[Finished by H. Rider Haggard]@TWC D-Link bookFinished CHAPTER XIII 17/21
If I run towards my own people, the English cliff falls upon me, and in either case I am crushed and no more seen.
Tell me then, Macumazahn, you whose heart is honest, what must I do ?" So he spoke, wringing his hands, with tears starting to his eyes, and upon my word, although I never liked Cetewayo as I had liked his father, Panda, perhaps because I loved his brother, Umbelazi, whom he killed, and had known him do many cruel deeds, my heart bled for him. "I cannot tell you, King," I answered, thinking that I must say something, "but I pray you do not make war against the queen, for she is the most mighty One in the whole earth, and though her foot, of which you see but the little toe here in Africa, seems small to you, yet if she is angered, it will stamp the Zulus flat, so that they cease to be." "Many have told me this, Macumazahn.
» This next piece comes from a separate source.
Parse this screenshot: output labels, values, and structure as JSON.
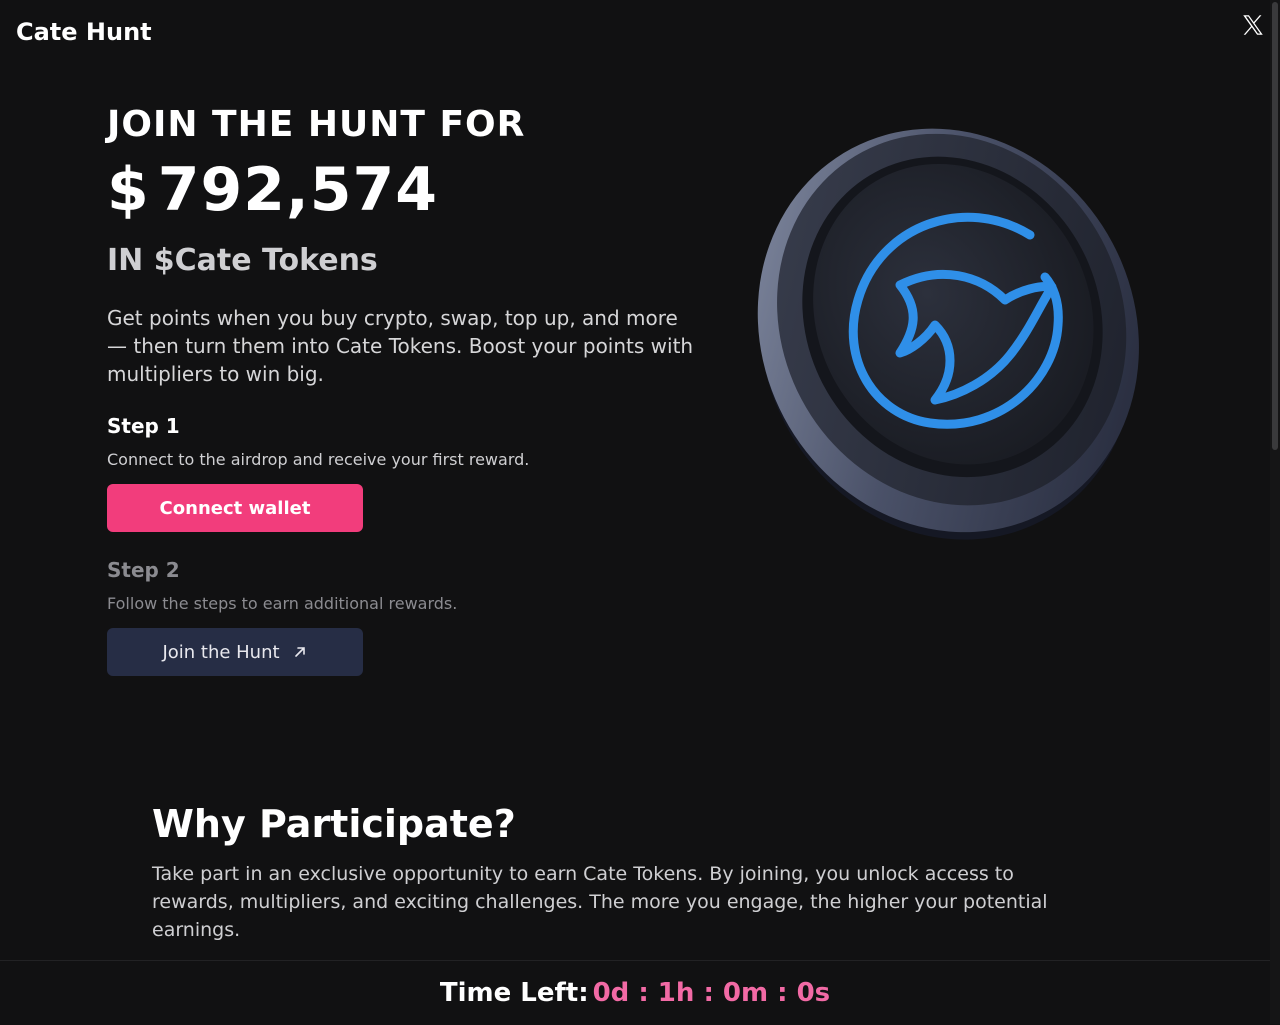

Yes, even Uhamu, the son of my uncle Unzibe, or, as some say, the son of his spirit, to which his mother was married after Unzibe was dead, and others throughout the land, and in truth I think it myself.
But who can hold the army which shouts for war? Ow! the Council must decide, which, means perhaps that Zikali will decide, for now all hang upon his lips." "Then I am sorry," I exclaimed. He looked at me shrewdly. "Are you? So am I.
Yet his counsel must be asked, and better that it should be here in my presence than yonder secretly at the Black Kloof.